Beginning work at 6 a.m., she often doesn't finish her daily schedule before 7 p.m. That's a long day when the heat index is more than 100 degrees.

"On an average day, I read approximately 300 meters," Escott said. "The most I've ever read is 600 meters in one day."

That may not seem like a lot to most people, but she is speaking about individual meters on residences or business in town.

According to Escott, she has to be face-to-face with the meter in order to read it. That means she can't be in her air-conditioned car, and must walk from home to home.

"I walk about 12-15 miles daily," Escott said. "The most I've walked in one day is about 19 miles. I wear a pedometer so I can tell how far I've gone."

Escott had special training on how to read meters and how to use her hand-held itron, a small, portable computer that she enters the meter readings into and must upload to a main computer at the end of each shift.

"This is a good job for me, because I like being outside," Escott said. "I love meeting new people. I meet a lot of older people who are just happy to have someone to talk to, even if it's just for a minute. I also get a tremendous amount of exercise. This job has been the best weight-loss program I've ever been on. I've lost more than 30 pounds in three months."

The drawbacks of a meter reading job are as specialized as the job itself.

In addition to the escalating heat, continuous bending and constant walking, Escott has run into a few predicaments that she wasn't expecting.

"I was attacked by a dog," Escott said. "On everyone's bill, it shows the next scheduled day that readers will be in their area. Residents are supposed to have animals leashed or locked up, and fences unlocked. This was the second time I had read this address, and when I opened the gate and went into the backyard, this mixed breed dog attacked me and bit me on the hand and arm. I was really angry, and sad, too. I've always loved animals, especially dogs, and that totally changed how I feel about dogs now."

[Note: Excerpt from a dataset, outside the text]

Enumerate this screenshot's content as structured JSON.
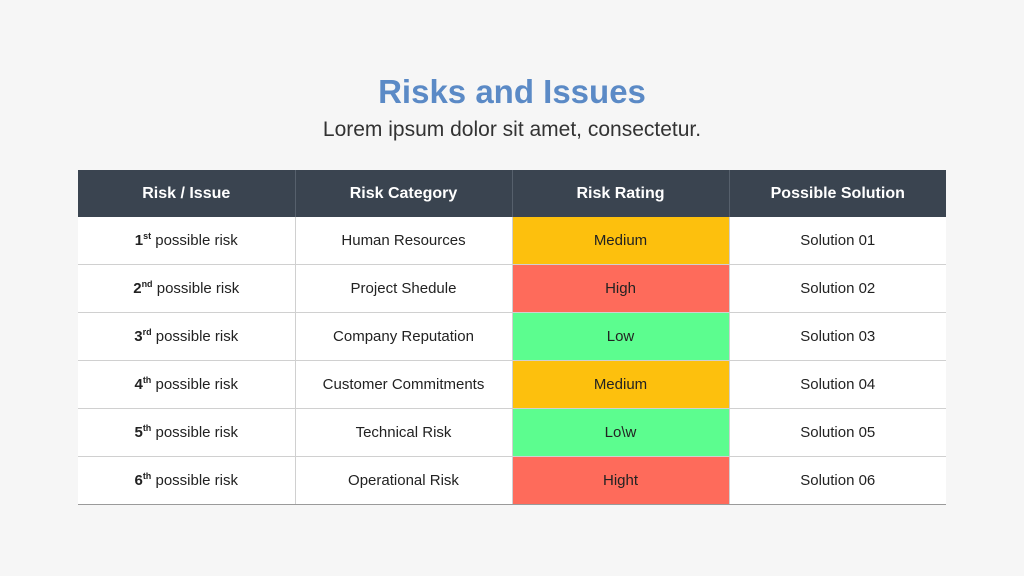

She also feels differently about landscaping in yards, especially hedges.

"This is my biggest pet peeve," Escott said, "The electric and water meters are always exposed. I don't know why everyone tries to hide the gas meter. But people have flowers around the meters, hedges around it and sometimes, people have built decks around it."

Escott explained that she has to be able to read the dials on the front of the meter, and the customer number on the bottom of the meter.

"The people with a deck have cut out an area to see the meter, but I can't read it looking down, I have to be level with it," Escott said. "It's the same with hedges. People will trim them, but I still have to be able to read the information. I've had to squeeze under the decks before, and I hope I don't have to do that in mud or snow. If I don't read it, I don't get paid."

The reason most people take a job is the pay. Escott doesn't get paid hourly, nor is she on salary. She is paid per meter, and that pay varies depending on the routes she works.

"I've been paid as little as 19 cents, and as much as 65 cents per meter," Escott said. "It really depends, and that's why you try to read as many as you can. I try to do a good job, and if I don't read a meter because a gate is locked or a dog is loose, I go back at the end of the day. It's what I'm paid for."

With all the challenges, and all the stress on her body, Escott still smiles when she talks about this job.

"This is a challenging job, sometimes fun but mostly hard," Escott concluded.

"It does have some high points, sometimes people will bring out a cold drink and visit. I like that part of the job."